O dilema dos Williams
As Organizações Globo, como se sabe, agora apoiam as manifestações do Movimento Passe Livre e as outras que se seguiram para protestar contra a inflação, a corrupção, a carestia, o aborto, a Copa das Confederações, a Copa do Mundo, o amor entre iguais, o casamento gay, a caça as baleias, a minissaia, os médicos cubanos, o pastor Feliciano e o terrível hábito de certos elementos de peidar sob as cobertas.
Ocorre que como esse apoio foi tardio e, pior, inaugurado com um mea culpa patético de Arnaldo Jabor, o Bufão do Jardim Botânico, pouca gente se convenceu ainda da repentina paixão dos Willians (Bonner e Waack) pelas massas.
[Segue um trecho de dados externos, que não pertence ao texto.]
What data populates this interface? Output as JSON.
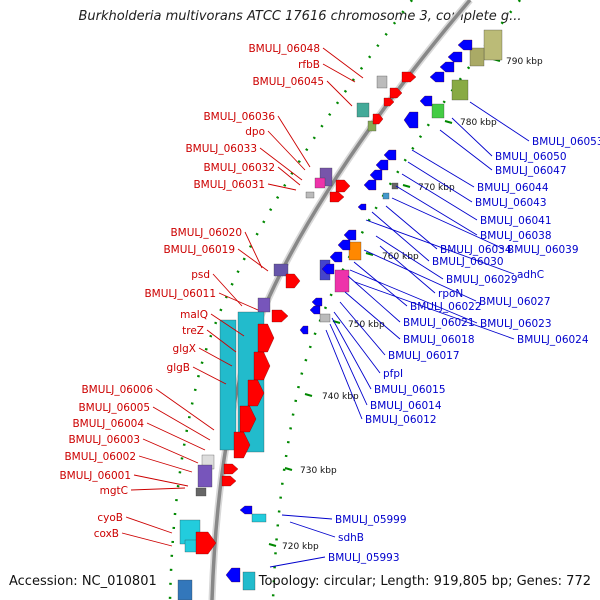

Assim, tornou-se praticamente impossível aos repórteres da Globo comparecer aos protestos sem serem hostilizados pelos manifestantes. Até a tentativa de tirar os cubos com a identificação da emissora dos microfones se mostrou inútil. Sempre aparece um estraga prazeres para gritar: “É da Globo!”.
O jeito foi inaugurar uma ampla e ostensiva cobertura aérea, na qual apreensivos repórteres metidos em voos noturnos de helicóptero ficam, lá do céu, apontando o inferno na terra.
Engraçado é notar, ainda, que o apoio às manifestações acabou mudando o léxico das narrações. Antes, quando a linha editorial era, digamos, jaboriana, todos eram vândalos e desocupados. Agora que os protestos incluem as bandeiras do mensalão e da hiperinflação imaginária, quando localizam, lá do alto, os baderneiros quebrando vidraças e incendiando carros, os repórteres da Globo se referem a eles como “manifestantes mais violentos”.
E a câmara volta para o rosto visivelmente contrafeito de William Bonner.
A própria imagem da nação ultrajada.